Because there are bonus points to do so, I'd made my way across the map to Beijing, but in doing so had neglected the contracts which not only scored big for Andrew, they also gave him a 7 point reward for doing the most of them.

We set up again and I was all set to explore the contract angle myself, but something changed my mind. At the start of Marco Polo players are given a role that gives them a unique benefit. In the first game I had the seemingly huge advantage of choosing my dice numbers rather than rolling them - not as good as I thought, at least not in my hands. (Andrew had an extra die and some free contracts). But in the second game I had an extra traveller on the board and an endless supply of camels. So once again I went travelling. This time Andrew joined me, and we fought it out on both fronts. Andrew would have won again, but he had forgotten to travel to a particular destination. We'd both made it to Beijing through, and this time I nabbed the reward for most contracts:

Sam 53
Andrew 49

It was intrigued, it played fast (in a good way) and there's definitely a lot of replay value - there's just so much going on and the character cards you start with can really define how you play. There's also - we realised late in the day - a fair amount of screwage room, if you really wanted to be an asshole. But I didn't get the sense either of us were bowled over by it. We both agreed it might be better with more players and we should revisit one Tuesday reasonably soon.


  1. The first game was very dry: simply get stuff to score points. The second play revealed more depth, and I think it's a game where you build an engine and try to wring as many points out of that as possible in the short time you have available.

  2. I like dice, and I like Euros. There's definitely a game there, but I think it's one of those mental chain-everything-together games that I tend to be shite at. Must play again though.

  3. Mini-report: Chris and I played on Saturday night. I had the distinct advantage of the previous night's efforts, and the undeserved advantage of not setting up the game correctly (Andrew, Chris also spotted a rule we missed - we should both have scored a few more points). Anyway Chris liked it, and I certainly warmed to it a bit more.
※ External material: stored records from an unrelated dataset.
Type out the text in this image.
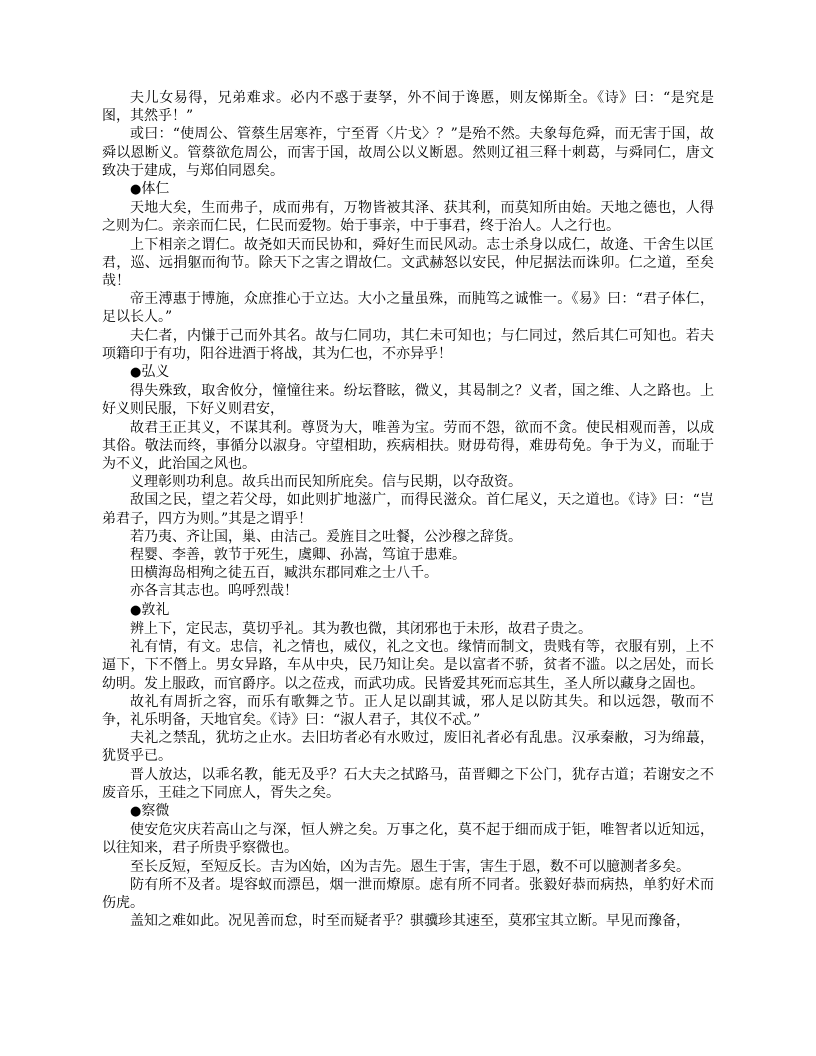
夫儿女易得，兄弟难求。必内不惑于妻孥，外不间于谗慝，则友悌斯全。《诗》曰：“是究是图，其然乎！”

或曰：“使周公、管蔡生居寒祚，宁至胥〈片戈〉？”是殆不然。夫象每危舜，而无害于国，故舜以恩断义。管蔡欲危周公，而害于国，故周公以义断恩。然则辽祖三释十刺葛，与舜同仁，唐文致决于建成，与郑伯同恩矣。

●体仁

天地大矣，生而弗子，成而弗有，万物皆被其泽、获其利，而莫知所由始。天地之德也，人得之则为仁。亲亲而仁民，仁民而爱物。始于事亲，中于事君，终于治人。人之行也。

上下相亲之谓仁。故尧如天而民协和，舜好生而民风动。志士杀身以成仁，故逄、干舍生以匡君，巡、远捐躯而徇节。除天下之害之谓故仁。文武赫怒以安民，仲尼据法而诛卯。仁之道，至矣哉！

帝王溥惠于博施，众庶推心于立达。大小之量虽殊，而肫笃之诚惟一。《易》曰：“君子体仁，足以长人。”

夫仁者，内慊于己而外其名。故与仁同功，其仁未可知也；与仁同过，然后其仁可知也。若夫项籍印于有功，阳谷进酒于将战，其为仁也，不亦异乎！

●弘义

得失殊致，取舍攸分，憧憧往来。纷坛瞀眩，微义，其曷制之？义者，国之维、人之路也。上好义则民服，下好义则君安，

故君王正其义，不谋其利。尊贤为大，唯善为宝。劳而不怨，欲而不贪。使民相观而善，以成其俗。敬法而终，事循分以淑身。守望相助，疾病相扶。财毋苟得，难毋苟免。争于为义，而耻于为不义，此治国之风也。

义理彰则功利息。故兵出而民知所庇矣。信与民期，以夺敌资。

敌国之民，望之若父母，如此则扩地滋广，而得民滋众。首仁尾义，天之道也。《诗》曰：“岂弟君子，四方为则。”其是之谓乎！

若乃夷、齐让国，巢、由洁己。爰旌目之吐餐，公沙穆之辞货。

程婴、李善，敦节于死生，虞卿、孙嵩，笃谊于患难。

田横海岛相殉之徒五百，臧洪东郡同难之士八千。

亦各言其志也。呜呼烈哉！

●敦礼

辨上下，定民志，莫切乎礼。其为教也微，其闭邪也于未形，故君子贵之。

礼有情，有文。忠信，礼之情也，威仪，礼之文也。缘情而制文，贵贱有等，衣服有别，上不逼下，下不僭上。男女异路，车从中央，民乃知让矣。是以富者不骄，贫者不滥。以之居处，而长幼明。发上服政，而官爵序。以之莅戎，而武功成。民皆爱其死而忘其生，圣人所以藏身之固也。

故礼有周折之容，而乐有歌舞之节。正人足以副其诚，邪人足以防其失。和以远怨，敬而不争，礼乐明备，天地官矣。《诗》曰：“淑人君子，其仪不忒。”

夫礼之禁乱，犹坊之止水。去旧坊者必有水败过，废旧礼者必有乱患。汉承秦敝，习为绵蕞，犹贤乎已。

晋人放达，以乖名教，能无及乎？石大夫之拭路马，苗晋卿之下公门，犹存古道；若谢安之不废音乐，王硅之下同庶人，胥失之矣。

●察微

使安危灾庆若高山之与深，恒人辨之矣。万事之化，莫不起于细而成于钜，唯智者以近知远，以往知来，君子所贵乎察微也。

至长反短，至短反长。吉为凶始，凶为吉先。恩生于害，害生于恩，数不可以臆测者多矣。

防有所不及者。堤容蚁而漂邑，烟一泄而燎原。虑有所不同者。张毅好恭而病热，单豹好术而伤虎。

盖知之难如此。况见善而怠，时至而疑者乎？骐骥珍其速至，莫邪宝其立断。早见而豫备，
The character cards are really key as they totally change how you approach the game.

    Sam 82
    Chris 56

    Any lofty superiority I may have felt was then obliterated by Chris who then beat me at San Juan (26-21) and followed that up with some humiliating Push It scores:

    Chris 12
    Sam 10

    Chris 12
    Sam 6

    Chris 12
    Sam 4

    Might be going off Push It a little bit...

  4. Just to ease your Push it angst you won the first game by that scoreline.

    Nice impromptu evening :)

  5. did I? That changes everything!